Critics have pointed out that the majority of lethal injections using midazolam have gone smoothly, but considering that Oklahoma's protocol also involves paralysis, it’s possible that at least some of the men we’ve sent to their deaths using midazolam suffered immensely along the way, chemically frozen in horror.
'Constitutionally Adequate'
For their part, the Supreme Court justices that voted to allow midazolam to be used in lethal injections focused more on the legal issues surrounding the case rather than the scientific ones.
But in speaking about the clinical evidence presented to the court, Justice Samuel Alito wrote, "[T]he fact that a low dose of midazolam is not the best drug for maintaining unconsciousness during surgery says little about whether a 500-milligram dose of midazolam is constitutionally adequate for purposes of conducting an execution."

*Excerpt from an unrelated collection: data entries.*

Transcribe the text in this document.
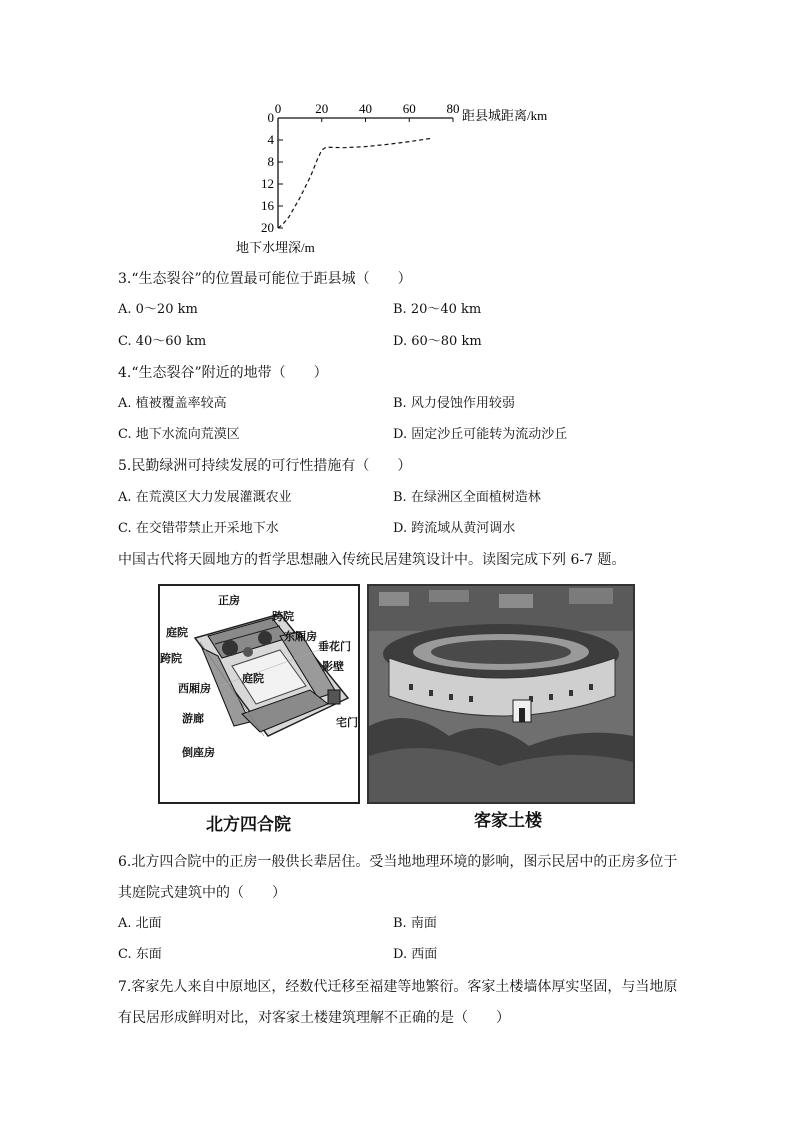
0	20 40 60 80
0
4
8
12
16
20
距县城距离/km
地下水埋深/m
3.“生态裂谷”的位置最可能位于距县城（　　）
A. 0～20 km	B. 20～40 km
C. 40～60 km	D. 60～80 km
4.“生态裂谷”附近的地带（　　）
A. 植被覆盖率较高	B. 风力侵蚀作用较弱
C. 地下水流向荒漠区	D. 固定沙丘可能转为流动沙丘
5.民勤绿洲可持续发展的可行性措施有（　　）
A. 在荒漠区大力发展灌溉农业	B. 在绿洲区全面植树造林
C. 在交错带禁止开采地下水	D. 跨流域从黄河调水
中国古代将天圆地方的哲学思想融入传统民居建筑设计中。读图完成下列 6-7 题。
正房
庭院
跨院
东厢房
垂花门
跨院
影壁
庭院
西厢房
宅门
游廊
倒座房
北方四合院	客家土楼
6.北方四合院中的正房一般供长辈居住。受当地地理环境的影响，图示民居中的正房多位于
其庭院式建筑中的（　　）
A. 北面	B. 南面
C. 东面	D. 西面
7.客家先人来自中原地区，经数代迁移至福建等地繁衍。客家土楼墙体厚实坚固，与当地原
有民居形成鲜明对比，对客家土楼建筑理解不正确的是（　　）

As Alito notes, there hasn’t been definitive evidence demonstrating that such a large dose wouldn’t knock someone out long enough for the rest of the injections to kill them, but neither has there been concrete proof showing that it can. Essentially then, future prisoners who are lethally injected will serve as guinea pigs for a drug cocktail that may or may not subject them to literally unspeakable pain in the moments before death.
Without getting into the morality of the death penalty, it feels difficult to see that sort of ignoble end as anything other than cruel and unusual.